Text is converted into numbers, which are then transformed into word embeddings. Embeddings map categorical values to vectors of floating-point values. These values are initially randomised and optimised during training.

Example:

my_embedding = {
 'the': [-1.46, -0.86, 0.09],
 'and': [-0.27, 1.15, 1.19],
 'a': [1.17, 0.06, -0.16],
 'of': [0.60, 0.10, 0.22],
}

Embedding Layers

Embedding layers are similar to one-hot encoding followed by a linear Dense layer (without the bias term).

Example:

the -> [0, 1, 0, 0] -> [-1.46, -0.86, 0.09]
embedding = keras.Sequential([
 keras.layers.StringLookup(output_mode="one-hot"),
 keras.layers.Dense(units=embedding_dim, use_bias=False, activation=None)
])

Computing Similarity in Embedding Space

There is a relation between semantics and position in embedding space. Token similarity can be measured using:

  1. Euclidean (L2) norm distance:
    ||(a - b)||2 = \sqrt{(a1 - b1)^2 + … + (an - b_n)^2}

  2. Cosine similarity: Measures the angular difference between positions, ignoring vector lengths.
    cos(a, b) = \frac{a \cdot b}{||a|| \cdot ||b||}

Interpreting Similarity Measures

  • Cosine similarity: It is often preferred because word embeddings are affected by word frequency.

Embedding Examples

  • Analogies can be represented in embedding spaces, such as man is to king as woman is to queen.
  • Verb tense and country-capital relationships can also be visualised.

Better Text Tokenisation

Words that are variants of each other (conjugated, plural, etc.) can be collapsed to simplify the vocabulary. For example, am, is, and are can be lemmatized to be.

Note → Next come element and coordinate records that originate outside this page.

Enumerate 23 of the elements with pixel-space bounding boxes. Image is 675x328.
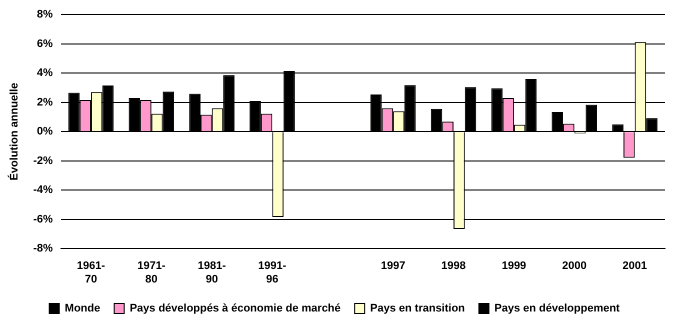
legend-label: Pays en développement — [494, 302, 620, 315]
y-tick-label: 0% — [36, 126, 53, 138]
legend-label: Monde — [64, 302, 100, 315]
x-tick-label: 1999 — [502, 260, 526, 272]
y-tick-label: -4% — [33, 184, 53, 196]
x-tick-label: 1971-80 — [137, 260, 166, 286]
y-tick-label: 4% — [36, 67, 53, 80]
x-tick-label: 2001 — [622, 260, 648, 272]
x-tick-label: 1997 — [380, 260, 406, 272]
y-tick-label: -8% — [33, 242, 53, 255]
x-tick-label: 1961-70 — [76, 260, 106, 286]
y-tick-label: 6% — [36, 38, 53, 50]
x-tick-label: 1998 — [441, 260, 466, 272]
legend-label: Pays développés à économie de marché — [130, 302, 341, 315]
y-tick-label: 8% — [36, 8, 53, 21]
x-tick-label: 2000 — [562, 260, 587, 272]
y-axis-title: Évolution annuelle — [8, 82, 21, 180]
y-tick-label: -2% — [33, 154, 53, 167]
y-tick-label: 2% — [36, 96, 53, 108]
y-tick-label: -6% — [33, 213, 53, 226]
x-tick-label: 1981-90 — [198, 260, 226, 286]
legend-label: Pays en transition — [370, 302, 466, 315]
x-tick-label: 1991-96 — [258, 260, 287, 286]
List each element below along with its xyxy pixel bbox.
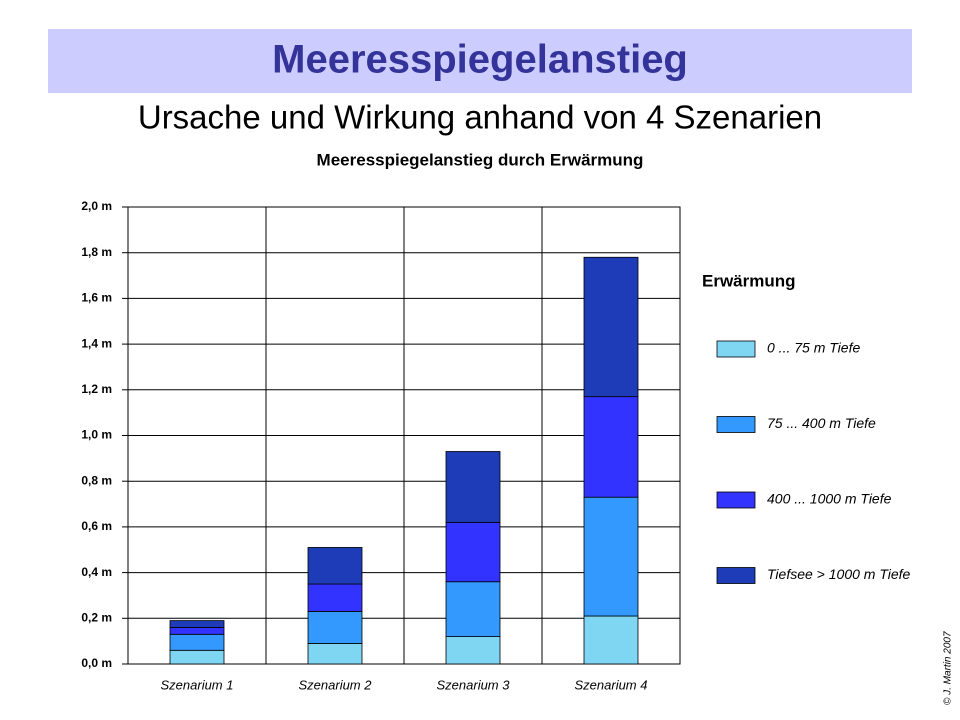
bar-segment <box>445 581 501 637</box>
y-tick-label: 1,4 m <box>81 336 112 350</box>
bar-segment <box>169 620 225 628</box>
bar-segment <box>169 627 225 635</box>
bar-segment <box>445 636 501 665</box>
y-tick-label: 0,0 m <box>81 656 112 670</box>
x-tick-label: Szenarium 2 <box>299 677 373 692</box>
y-tick-label: 0,8 m <box>81 473 112 487</box>
bar-segment <box>169 649 225 665</box>
y-tick-label: 1,8 m <box>81 245 112 259</box>
bar-segment <box>169 633 225 651</box>
bar-segment <box>307 583 363 612</box>
x-tick-label: Szenarium 1 <box>161 677 234 692</box>
slide-title: Meeresspiegelanstieg <box>272 38 688 82</box>
x-tick-label: Szenarium 3 <box>437 677 511 692</box>
bar-segment <box>445 451 501 523</box>
bar-segment <box>307 643 363 665</box>
plot-frame <box>127 206 681 665</box>
legend-swatch <box>716 567 756 584</box>
chart-title: Meeresspiegelanstieg durch Erwärmung <box>317 150 644 169</box>
bar-segment <box>307 611 363 644</box>
legend-label: Tiefsee > 1000 m Tiefe <box>767 566 911 582</box>
bar-segment <box>583 496 639 617</box>
legend-label: 75 ... 400 m Tiefe <box>767 415 876 431</box>
y-tick-label: 1,6 m <box>81 291 112 305</box>
x-tick-label: Szenarium 4 <box>575 677 648 692</box>
bar-segment <box>583 615 639 665</box>
y-tick-label: 0,6 m <box>81 519 112 533</box>
legend-label: 0 ... 75 m Tiefe <box>767 340 860 356</box>
bar-segment <box>583 396 639 498</box>
legend-swatch <box>716 416 756 433</box>
legend-label: 400 ... 1000 m Tiefe <box>767 491 892 507</box>
legend-title: Erwärmung <box>702 271 796 290</box>
y-tick-label: 2,0 m <box>81 199 112 213</box>
y-tick-label: 0,4 m <box>81 565 112 579</box>
legend-swatch <box>716 340 756 358</box>
bar-segment <box>445 521 501 583</box>
title-banner <box>48 29 912 93</box>
legend-swatch <box>716 491 756 509</box>
bar-segment <box>307 547 363 585</box>
bar-segment <box>583 256 639 398</box>
y-tick-label: 1,2 m <box>81 382 112 396</box>
copyright: © J. Martin 2007 <box>943 631 954 705</box>
y-tick-label: 1,0 m <box>81 428 112 442</box>
slide-subtitle: Ursache und Wirkung anhand von 4 Szenari… <box>138 99 822 136</box>
y-tick-label: 0,2 m <box>81 610 112 624</box>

Manually composed algorithms have been developed for lemmatisation.

Example:

  • He is reading booksHe be read book

Modern Tokenisation

Modern tokenisation algorithms are based on substring frequencies in data rather than linguistics. Words are split into individual characters and recombined into common subwords. The final vocabulary may not always make intuitive sense.

Examples from the GPT-2 tokeniser vocabulary:

objective, stacked, USB, Energy, 306, booster, Bird, learn, stationary, nighttime, 85, rice, tensions, mission, iency, quitting, agging, hypers, OOOOOOOO, Typ, reopen, finding, Spoon, Plate, nat, Ïĥ, climates, Druid, download, isition, æĦ, partic, predis, calf, Object, annie, example

Pretrained Embeddings and Models

Similar to image classification, pretrained models can be fine-tuned for NLP tasks. Embeddings are general and can be reused for other models or tasks.

NLP Resources

  • Tensorflow Text.
  • Hugging Face models and ML library.